After the initial sting, Logan's hand went numb, but his arm felt like it was on fire.
"Help me!" he screamed as his mom tried to help.
"Let's take a breath and rinse it off," she said.
She ran his arm under cold water, but Logan's eyes started glazing over and he wasn't focusing.
He started feeling dizzy.
That's when Pergola knew she needed to get her son to the emergency room.
"My mom instinct just kind of kicked in," she said. "I knew I needed to stay calm and keep him calm."
Before she took him to the hospital, she gathered her family and prayed for Logan, asking God to protect him and not let the sting inflict any permanent damage.
She loaded up her truck with her mom, Logan and the caterpillar that she collected and put in a plastic bag to show the doctor.
Logan could feel the pain moving through his bones. He started having tremors.
The doctor knew exactly what it was and assured Logan the pain would subside. With medication and an IV, the pain at least became manageable, Pergola said. The next day, he had a little bit of pain, and by Monday, he was completely fine.
He still has slight red markings that will be on his arm for a few weeks.
While they were in the hospital, family members kept reaching out, asking if everything was okay. Pergola decided to post on Facebook to let other people know that her son was fine and to warn others about the caterpillar.
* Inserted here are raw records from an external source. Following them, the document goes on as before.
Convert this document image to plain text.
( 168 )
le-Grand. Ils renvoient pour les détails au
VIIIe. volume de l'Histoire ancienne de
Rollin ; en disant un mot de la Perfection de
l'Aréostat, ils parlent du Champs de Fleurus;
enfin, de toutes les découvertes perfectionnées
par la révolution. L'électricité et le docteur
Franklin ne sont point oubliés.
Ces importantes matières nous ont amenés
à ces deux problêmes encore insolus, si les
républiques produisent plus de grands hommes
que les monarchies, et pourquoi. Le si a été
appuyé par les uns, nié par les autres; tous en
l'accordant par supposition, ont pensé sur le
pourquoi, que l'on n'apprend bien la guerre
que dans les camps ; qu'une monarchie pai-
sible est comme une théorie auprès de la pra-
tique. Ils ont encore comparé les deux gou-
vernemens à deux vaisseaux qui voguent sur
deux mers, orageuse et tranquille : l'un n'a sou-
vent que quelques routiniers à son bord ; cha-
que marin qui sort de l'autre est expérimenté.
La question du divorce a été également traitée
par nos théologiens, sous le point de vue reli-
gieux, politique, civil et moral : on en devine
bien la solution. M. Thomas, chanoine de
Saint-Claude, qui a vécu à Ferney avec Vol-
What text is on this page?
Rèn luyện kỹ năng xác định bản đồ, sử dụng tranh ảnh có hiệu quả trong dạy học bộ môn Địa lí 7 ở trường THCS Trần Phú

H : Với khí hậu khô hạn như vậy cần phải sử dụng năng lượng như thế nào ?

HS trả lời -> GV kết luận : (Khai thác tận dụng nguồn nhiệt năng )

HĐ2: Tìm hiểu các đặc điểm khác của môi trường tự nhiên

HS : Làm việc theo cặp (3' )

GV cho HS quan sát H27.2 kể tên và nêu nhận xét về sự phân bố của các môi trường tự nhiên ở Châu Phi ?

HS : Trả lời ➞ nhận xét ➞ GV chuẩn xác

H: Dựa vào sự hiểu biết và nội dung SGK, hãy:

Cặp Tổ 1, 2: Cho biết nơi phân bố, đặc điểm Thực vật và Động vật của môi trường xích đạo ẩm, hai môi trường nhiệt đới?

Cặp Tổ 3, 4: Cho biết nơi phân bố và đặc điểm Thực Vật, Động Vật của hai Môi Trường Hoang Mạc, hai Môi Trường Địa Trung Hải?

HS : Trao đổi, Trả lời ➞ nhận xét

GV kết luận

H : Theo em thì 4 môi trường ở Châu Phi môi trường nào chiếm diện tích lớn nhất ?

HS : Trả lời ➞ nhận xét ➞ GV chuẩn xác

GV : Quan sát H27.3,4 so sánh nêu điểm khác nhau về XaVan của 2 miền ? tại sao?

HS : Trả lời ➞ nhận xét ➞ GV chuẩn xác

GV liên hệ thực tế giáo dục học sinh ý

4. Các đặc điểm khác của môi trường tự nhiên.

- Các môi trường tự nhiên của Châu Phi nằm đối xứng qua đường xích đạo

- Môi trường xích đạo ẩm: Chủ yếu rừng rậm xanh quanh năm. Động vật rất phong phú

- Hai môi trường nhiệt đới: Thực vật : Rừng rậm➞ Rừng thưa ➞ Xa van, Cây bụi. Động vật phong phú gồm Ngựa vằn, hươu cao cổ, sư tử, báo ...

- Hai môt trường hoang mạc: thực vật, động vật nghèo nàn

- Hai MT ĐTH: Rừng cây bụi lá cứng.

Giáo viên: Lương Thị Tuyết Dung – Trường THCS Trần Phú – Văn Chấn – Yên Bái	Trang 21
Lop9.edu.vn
She had no idea her cautionary tale would become as big as it did, having around 66,000 reactions and 407,000 shares as of Wednesday afternoon.
"I don't think I've ever posted a BE AWARE post before- but after today I think this is super important," she wrote.
She said one of her biggest motivations for making the post public was so that other people could watch out for these caterpillars.
Although the caterpillars are common in the state of Florida, Pergola, who's lived in Pasco County her whole life, has never seen one.
"You need to be careful," Pergola said. "I want to let people locally around us be aware."
Puss caterpillars mostly feed on oak trees, Buss said. They're not the only stinging caterpillar in Florida, but they are the worst.
In general, it's a good idea to avoid any hairy caterpillars you come across, Buss said.
"If you do see one, leaving them alone is the best thing to do," Buss said.